Chiamata ad esprimersi sul punto la Corte di Cassazione penale, Sez. VI, con la sentenza 2 agosto 2023, n. 34099 – nel disattendere la tesi difensiva secondo cui insussistente era la causa di inammissibilità dell’impugnazione che la normativa riconduce alla sola mancanza di sottoscrizione dell’atto di impugnazione e non anche per l’irregolare sottoscrizione dovuta alla doppia sottoscrizione – ha invece affermato il principio secondo cui non è confutabile con una verifica “in proprio” l’attestazione della Cancelleria che non rilevi l’invalidità o l’irregolarità della firma digitale, ma la sua assenza nell’atto di impugnazione, conseguendone, pertanto, l’applicabilità dell’art. 24, comma 6-sexies, lett. a), D.L. n. 137/2020 che prevede l’inammissibilità unicamente in ipotesi di mancata sottoscrizione dell’atto di impugnazione da parte del difensore, né è applicabile il principio del favor impugnationis, la cui portata non può certo spingersi sino al punto di sterilizzare le tassative disposizioni che censurano con l’inammissibilità il mancato rispetto della disciplina.

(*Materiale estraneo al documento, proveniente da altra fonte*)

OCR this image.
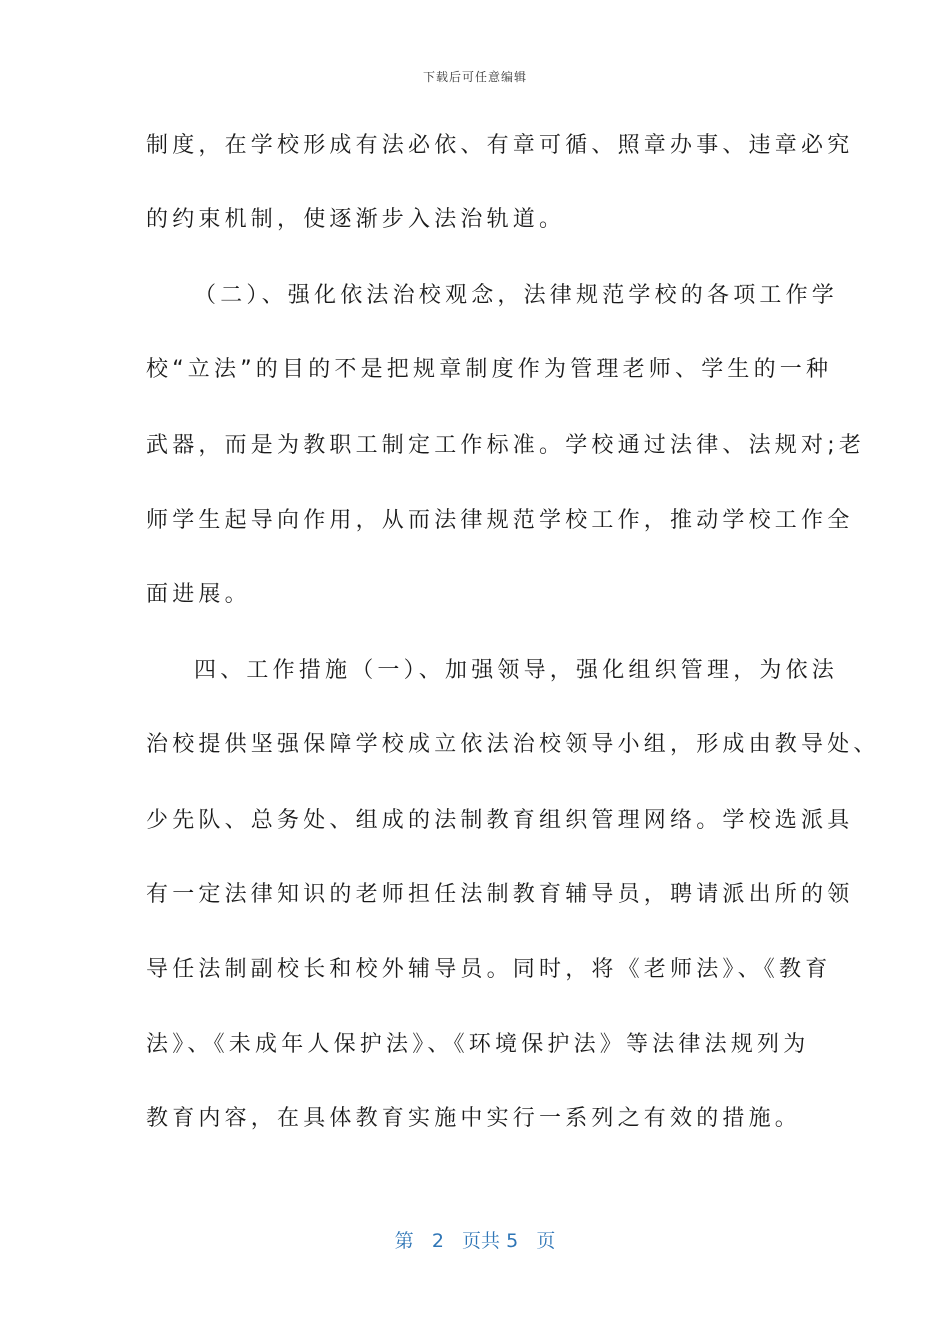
下载后可任意编辑
制度，在学校形成有法必依、有章可循、照章办事、违章必究
的约束机制，使逐渐步入法治轨道。
（二）、强化依法治校观念，法律规范学校的各项工作学
校“立法”的目的不是把规章制度作为管理老师、学生的一种
武器，而是为教职工制定工作标准。学校通过法律、法规对;老
师学生起导向作用，从而法律规范学校工作，推动学校工作全
面进展。
四、工作措施（一）、加强领导，强化组织管理，为依法
治校提供坚强保障学校成立依法治校领导小组，形成由教导处、
少先队、总务处、组成的法制教育组织管理网络。学校选派具
有一定法律知识的老师担任法制教育辅导员，聘请派出所的领
导任法制副校长和校外辅导员。同时，将《老师法》、《教育
法》、《未成年人保护法》、《环境保护法》等法律法规列为
教育内容，在具体教育实施中实行一系列之有效的措施。
第 2 页共 5 页
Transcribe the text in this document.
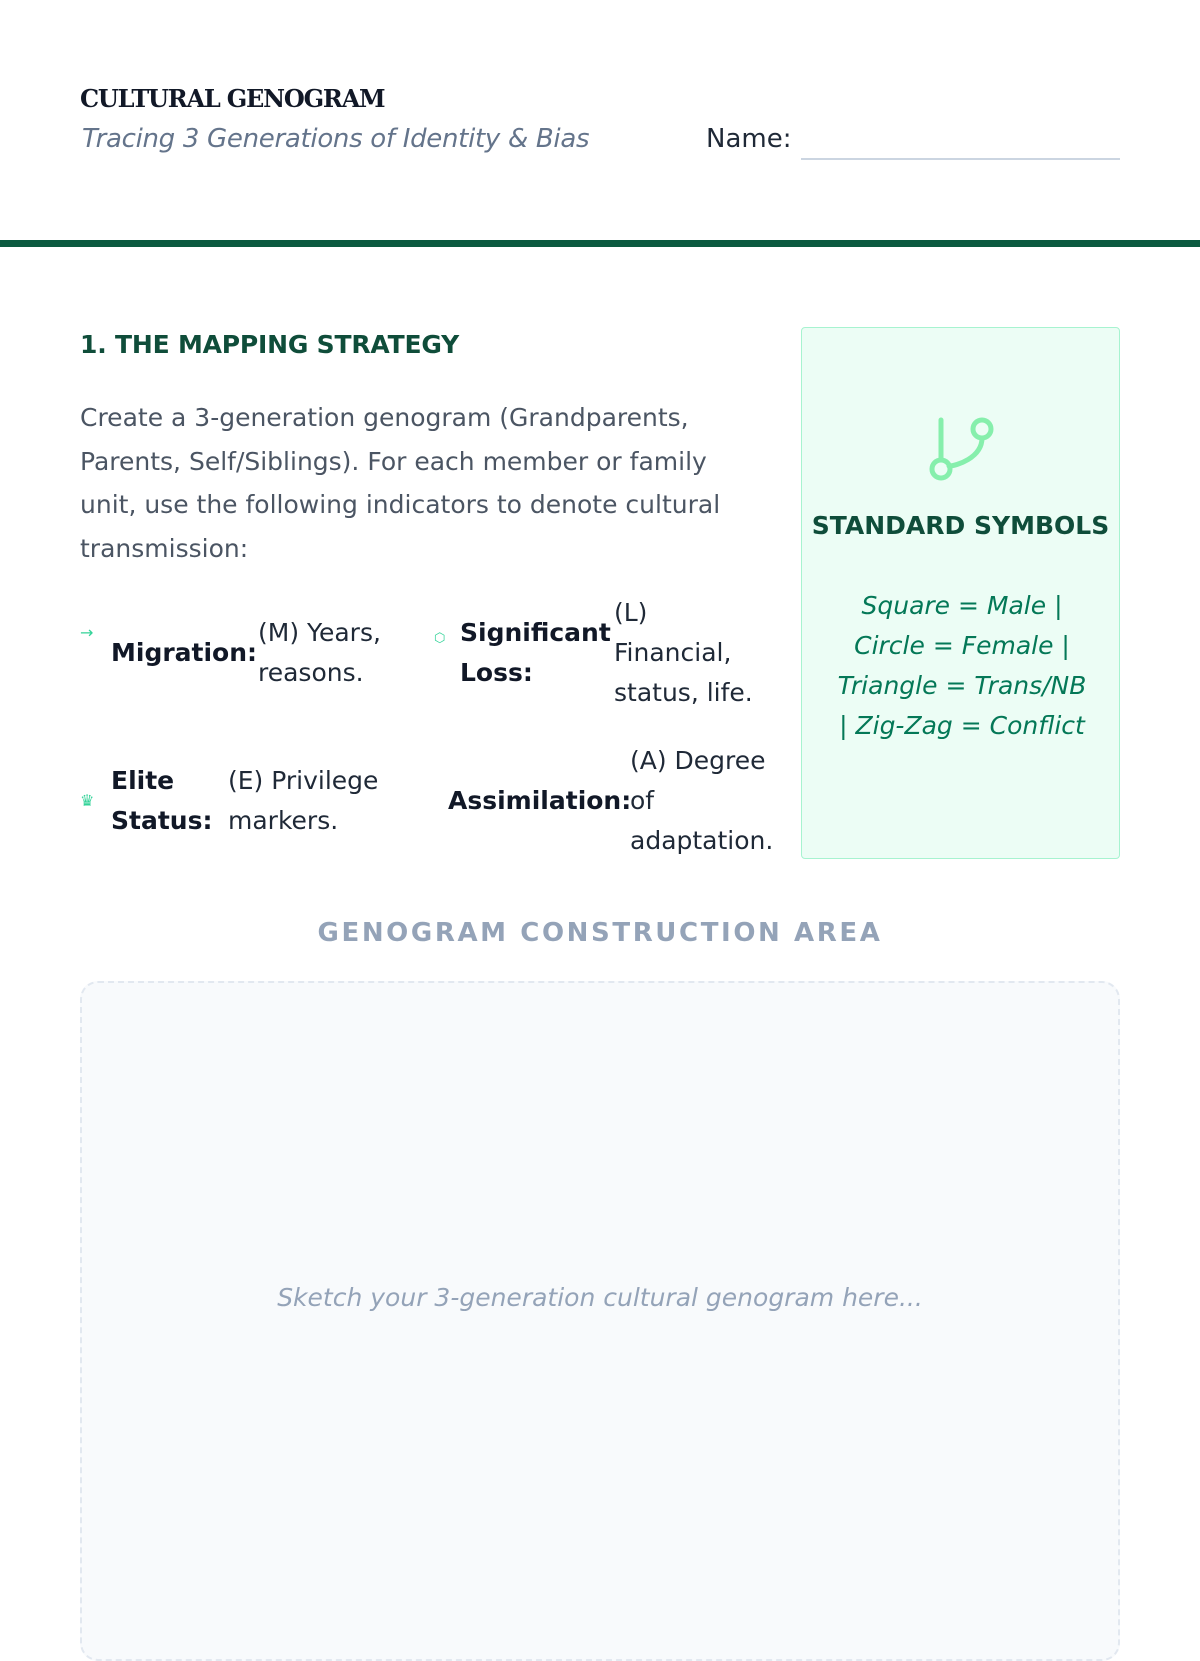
CULTURAL GENOGRAM
Tracing 3 Generations of Identity & Bias	Name:
1. THE MAPPING STRATEGY
Create a 3-generation genogram (Grandparents, Parents, Self/Siblings). For each member or family unit, use the following indicators to denote cultural transmission:
→
Migration:
(M) Years, reasons.
⬡ Significant Loss:
(L) Financial, status, life.
♛
Elite Status:
(E) Privilege markers.
Assimilation:
(A) Degree of adaptation.
STANDARD SYMBOLS
Square = Male | Circle = Female | Triangle = Trans/NB | Zig-Zag = Conflict
GENOGRAM CONSTRUCTION AREA
Sketch your 3-generation cultural genogram here...
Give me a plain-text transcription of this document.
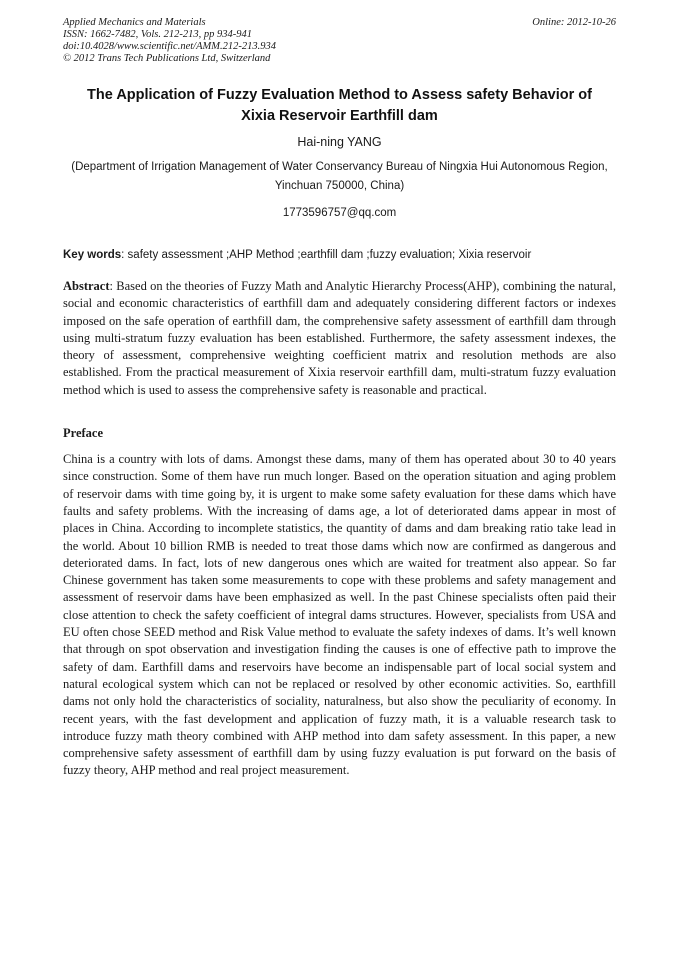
Applied Mechanics and Materials
ISSN: 1662-7482, Vols. 212-213, pp 934-941
doi:10.4028/www.scientific.net/AMM.212-213.934
© 2012 Trans Tech Publications Ltd, Switzerland
Online: 2012-10-26
The Application of Fuzzy Evaluation Method to Assess safety Behavior of Xixia Reservoir Earthfill dam
Hai-ning YANG
(Department of Irrigation Management of Water Conservancy Bureau of Ningxia Hui Autonomous Region, Yinchuan 750000, China)
1773596757@qq.com

Key words: safety assessment ;AHP Method ;earthfill dam ;fuzzy evaluation; Xixia reservoir

Abstract: Based on the theories of Fuzzy Math and Analytic Hierarchy Process(AHP), combining the natural, social and economic characteristics of earthfill dam and adequately considering different factors or indexes imposed on the safe operation of earthfill dam, the comprehensive safety assessment of earthfill dam through using multi-stratum fuzzy evaluation has been established. Furthermore, the safety assessment indexes, the theory of assessment, comprehensive weighting coefficient matrix and resolution methods are also established. From the practical measurement of Xixia reservoir earthfill dam, multi-stratum fuzzy evaluation method which is used to assess the comprehensive safety is reasonable and practical.

Preface

China is a country with lots of dams. Amongst these dams, many of them has operated about 30 to 40 years since construction. Some of them have run much longer. Based on the operation situation and aging problem of reservoir dams with time going by, it is urgent to make some safety evaluation for these dams which have faults and safety problems. With the increasing of dams age, a lot of deteriorated dams appear in most of places in China. According to incomplete statistics, the quantity of dams and dam breaking ratio take lead in the world. About 10 billion RMB is needed to treat those dams which now are confirmed as dangerous and deteriorated dams. In fact, lots of new dangerous ones which are waited for treatment also appear. So far Chinese government has taken some measurements to cope with these problems and safety management and assessment of reservoir dams have been emphasized as well. In the past Chinese specialists often paid their close attention to check the safety coefficient of integral dams structures. However, specialists from USA and EU often chose SEED method and Risk Value method to evaluate the safety indexes of dams. It’s well known that through on spot observation and investigation finding the causes is one of effective path to improve the safety of dam. Earthfill dams and reservoirs have become an indispensable part of local social system and natural ecological system which can not be replaced or resolved by other economic activities. So, earthfill dams not only hold the characteristics of sociality, naturalness, but also show the peculiarity of economy. In recent years, with the fast development and application of fuzzy math, it is a valuable research task to introduce fuzzy math theory combined with AHP method into dam safety assessment. In this paper, a new comprehensive safety assessment of earthfill dam by using fuzzy evaluation is put forward on the basis of fuzzy theory, AHP method and real project measurement.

Prima di soffermarci sulla pronuncia resa dalla Suprema Corte, deve essere ricordato che l’art. 24, comma 6 – sexies, D.L. 28 ottobre 2020, n. 137, convertito con modificazioni dalla L. 18 dicembre 2020, n. 176, il cui contenuto è sovrapponibile a quanto previsto dall’art. 5-quinquies del D.L. 31 ottobre 2022, convertito con modificazioni dalla L. 30 dicembre 2022, n. 199, con cui è stato introdotto “a regime” l’art. 87-bisD.Lgs. n. 150/2022, prevede che «Fermo quanto previsto dall’art. 591 del codice di procedura penale, nel caso di proposizione dell’atto ai sensi del comma 6-bis l’impugnazione è altresì inammissibile:
a) quando l’atto di impugnazione non è sottoscritto digitalmente dal difensore;
b) quando le copie informatiche per immagine di cui al comma 6-bis non sono sottoscritte digitalmente dal difensore per conformità all’originale;
c) quando l’atto è trasmesso da un indirizzo di posta elettronica certificata che non è presente nel Registro generale degli indirizzi certificati di cui al comma 4;
d) quando l’atto è trasmesso da un indirizzo di posta elettronica certificata che non è intestato al difensore;
e) quando l’atto è trasmesso a un indirizzo di posta elettronica certificata diverso da quello indicato per l’ufficio che ha emesso il provvedimento impugnato dal provvedimento del Direttore generale dei sistemi informativi e automatizzati di cui al comma 4 o, nel caso di richiesta di riesame o di appello contro ordinanze in materia di misure cautelari personali e reali, a un indirizzo di posta elettronica certificata diverso da quello indicato per il tribunale di cui all’articolo 309, comma 7, del codice di procedura penale dal provvedimento del Direttore generale dei sistemi informativi e automatizzati di cui al comma 4».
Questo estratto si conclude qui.